Serie A avec Fanfani
Liberatemi!
Par Lorenzo Fanfani - Italian consultant (autres articles du même auteur)
Mar 20, 2008 - 1:09:03 AM

J’aime bien les statistiques et les chiffres mais je ne saurais dire s’il n'est jamais arrivé dans un championnat professionnel d’un sport quelconque qu’aucun des cinq premiers clubs du classement n’arrive à gagner dans la même journée. Cela s’est passé ce mercredi 19 mars où nous venons de vivre un 29e tour de Serie A totalement mais fantastiquement fou.

Le grand gagnant, malgré un résultat de 1-1 sous la lanterne de Gênes, est l’Inter qui s’endort cette nuit en sachant que samedi soir contre la Juventus, elle aura une première balle de match. En gagnant contre les hommes de Claudio Ranieri, Roberto Mancini et ses joueurs deviendront champions d’Italie. Ça ne sera pas facile pour deux raisons. D’une part car la Juve est une équipe solide, comme son histoire nous apprend, avec un grand caractère et beaucoup de souffle. D’autre part car les neroazzurri n’obtiennent plus avec la même facilité, comme il y a un mois, leurs victoires.

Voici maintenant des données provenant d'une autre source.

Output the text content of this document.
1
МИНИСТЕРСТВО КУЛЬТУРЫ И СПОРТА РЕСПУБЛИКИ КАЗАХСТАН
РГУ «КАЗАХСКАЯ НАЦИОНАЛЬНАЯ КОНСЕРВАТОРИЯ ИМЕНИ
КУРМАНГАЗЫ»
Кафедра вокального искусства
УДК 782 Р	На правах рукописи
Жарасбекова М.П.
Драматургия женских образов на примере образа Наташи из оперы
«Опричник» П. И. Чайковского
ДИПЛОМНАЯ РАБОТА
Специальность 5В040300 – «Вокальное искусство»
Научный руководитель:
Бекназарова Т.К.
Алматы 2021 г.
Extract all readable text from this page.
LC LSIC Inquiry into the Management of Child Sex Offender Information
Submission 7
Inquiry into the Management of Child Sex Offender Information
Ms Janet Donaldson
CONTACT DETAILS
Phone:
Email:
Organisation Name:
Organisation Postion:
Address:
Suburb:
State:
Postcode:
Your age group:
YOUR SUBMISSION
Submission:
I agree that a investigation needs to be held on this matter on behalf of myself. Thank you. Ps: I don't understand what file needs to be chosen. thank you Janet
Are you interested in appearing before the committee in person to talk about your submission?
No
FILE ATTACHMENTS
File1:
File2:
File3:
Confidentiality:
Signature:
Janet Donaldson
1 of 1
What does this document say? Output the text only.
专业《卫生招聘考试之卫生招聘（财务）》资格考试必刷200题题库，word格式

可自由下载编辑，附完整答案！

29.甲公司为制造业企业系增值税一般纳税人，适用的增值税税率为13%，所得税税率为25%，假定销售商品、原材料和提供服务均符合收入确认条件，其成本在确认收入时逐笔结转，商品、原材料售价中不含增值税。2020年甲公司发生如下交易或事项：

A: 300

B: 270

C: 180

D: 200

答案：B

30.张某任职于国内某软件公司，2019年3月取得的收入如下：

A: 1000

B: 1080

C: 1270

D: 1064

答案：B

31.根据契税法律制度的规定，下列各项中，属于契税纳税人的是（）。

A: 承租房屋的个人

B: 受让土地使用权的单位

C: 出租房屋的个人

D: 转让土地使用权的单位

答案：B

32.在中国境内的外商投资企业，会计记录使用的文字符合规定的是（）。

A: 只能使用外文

Et la Roma pourrait en profiter. Mais, après cette soirée, ce sera un peu plus compliqué car le derby a été une incroyable occasion perdue. Même s’il est vrai que la Lazio ait retrouvé des couleurs dans les dernières semaines, il fallait pour les giallorossi absolument gagner pour grignoter deux points aux leaders. À une vingtaine de minutes de la fin, et suite à l’entrée en jeu de Ludovic Giuly, il semblait que la classe des joueurs de Luciano Spalletti allait faire la différence mais un contre-pied biancoceleste conclu dans les filets de Doni par Behrami a envoyé au paradis les aiglons et en enfer les louveteaux.

Troisième dans cette course passionnante est la Juve. Giovanni Agnelli, de là-haut, rêvait certainement en début de saison d'une qualification en Champions mais n’en aurait pas parié les actions ‘Ferrari’ de ses neveux pour autant. Et pourtant, malgré le score vierge contre Empoli, les buts de la paire Del Piero-Trézéguet confirment que la Vecchia Signora est de retour sur les devants de la scène.

La Fiorentina et le Milan ont toutes deux perdu, mais si les rossoneri se mordent les doigts, les viola n’ont jamais accepté une défaite d’aussi bon gré.En effet, l'écart entre les deux clubs qui se bataillent la dernière place qualificative pour la prochaine Ligue des Champions est resté le même malgré la défaite à Naples car la malédiction San Siro poursuit pour le club d’Ancelotti et la Sampdoria en profite en jouant une bonne première mi-temps et en résistant aux assauts de Seedorf & co jusqu’à la 96e minute. Les journées avant la fin de la compétition ne sont plus que neuf mais les deux entraîneurs savent que tout est encore à jouer.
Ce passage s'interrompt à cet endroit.